We have a friend who suffers from dyslexia. When we all came together, we discussed ways we could help them. That is how Lectio came to be.
What it does
Lectio uses machine learning and voice recognition to assist in the detection of lexical discrepancies. It identifies areas of concern through the use of personalised learning, and helps correct and improve them through repetition.
How we built it
The front end is built with Vue.js and Tailwind.css along with libraries like charts.js and artyom.js for charts and voice recognition, respectively. For the backend, Kotlin was used with Ktor and MongoDB. The Alexa skill is hosted on AWS Lambda.
Challenges we ran into
The documentation and debugging capabilities for the Alexa Skill API is lacking in many aspects, which heavily slowed the development process. It took many hours of trial and error to create a MVP, and the experience was not ideal. Kotlin and Ktor worked very well with MongoDB for the back end, and was finished very smoothly. As for the front end, the voice recognition was difficult to get right, with background noise and inaccuracies plaguing the design.
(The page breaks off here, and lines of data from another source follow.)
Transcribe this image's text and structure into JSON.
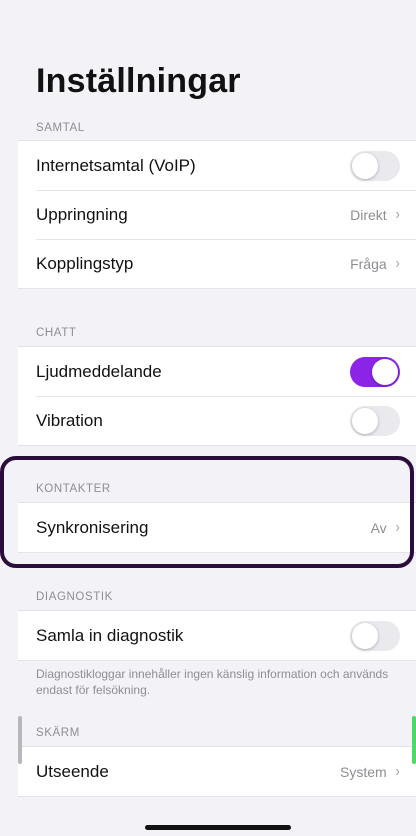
{
  "page_title": "Inställningar",
  "sections": {
    "samtal": {
      "header": "SAMTAL",
      "rows": {
        "voip": {
          "label": "Internetsamtal (VoIP)",
          "toggle": false
        },
        "uppringning": {
          "label": "Uppringning",
          "value": "Direkt"
        },
        "kopplingstyp": {
          "label": "Kopplingstyp",
          "value": "Fråga"
        }
      }
    },
    "chatt": {
      "header": "CHATT",
      "rows": {
        "ljud": {
          "label": "Ljudmeddelande",
          "toggle": true
        },
        "vibration": {
          "label": "Vibration",
          "toggle": false
        }
      }
    },
    "kontakter": {
      "header": "KONTAKTER",
      "rows": {
        "synk": {
          "label": "Synkronisering",
          "value": "Av"
        }
      }
    },
    "diagnostik": {
      "header": "DIAGNOSTIK",
      "rows": {
        "samla": {
          "label": "Samla in diagnostik",
          "toggle": false
        }
      },
      "footer": "Diagnostikloggar innehåller ingen känslig information och används endast för felsökning."
    },
    "skarm": {
      "header": "SKÄRM",
      "rows": {
        "utseende": {
          "label": "Utseende",
          "value": "System"
        }
      }
    }
  },
  "icons": {
    "chevron": "chevron-right-icon"
  },
  "colors": {
    "toggle_on": "#8b24e6",
    "highlight_border": "#2a0d3d",
    "background": "#f2f2f7"
  }
}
Accomplishments that we're proud of
The MVP works well, and we surpassed many of our goals and expectations (not with the Alexa). We came expecting to create a simple and quick learning app, but we were able to do much more. We're happy that we were able to implement TTS, analytics, and the Alexa skill (ow).
What we learned
We learned charts.js and used Tailwind.css effectively, and also learned to not make Alexa skills ever again. We learned how to manage time more effectively and work more efficiently as a team to deliver a product quickly, and we had a great time overall.
What's next for Lectio
We would like to expand to Google Home (thankfully their API looks much better), a more advanced and finely tuned voice recognition system, and to give more helpful and intuitive insights to the user.